Federal Manager's Daily Report

Only three of the 13 federal law enforcement agencies that agreed to GAO recommendations last year to more closely control their use facial recognition technology have acted since then to put those recommendations into effect, GAO has said.

A witness told a House Science Committee hearing that the Secret Service, Fish and Wildlife Service and Food and Drug Administration have put in place mechanisms to track which non-federal systems with FRT they use to support investigative activities. However, she said that even those agencies have not taken the additional recommended step of assessing the risks of using such systems, including privacy and accuracy-related considerations.

A survey GAO conducted last year of 24 Cabinet departments and large independent agencies found that 18 either owned such technology or accessed it through other federal agencies, and ten of those had definite plans at the time to expand its use. Agencies reported using it for purposes including traveler verification, generating leads in criminal investigations, verifying identities of people visiting agency websites, and screening for access to facilities by their own employees or to unlock their agency-issued smartphones.

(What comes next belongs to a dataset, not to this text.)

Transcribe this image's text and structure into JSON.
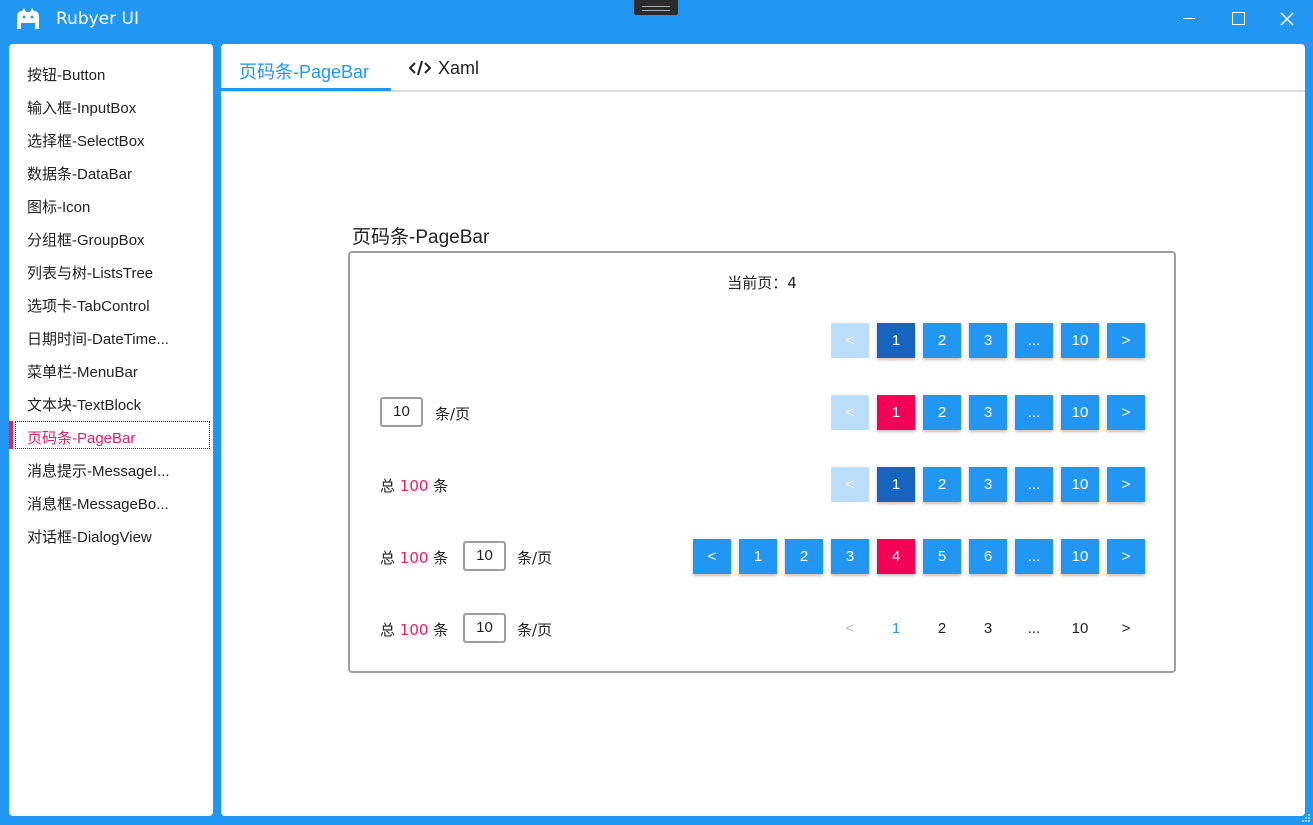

Separately, GAO reported last year that by failing to track their employees’ use of facial recognition technology owned by third parties, many federal law enforcement agencies are at risk of violating privacy laws and of improperly disclosing details of investigations. There is also a risk that non-federal system owners will share sensitive information with the public or others, or that such databases will be breached, it said.

The testimony repeated GAO recommendations that agencies track the use of the technology and conduct risk assessments, saying that is needed to “mitigate any risks to themselves and the public.”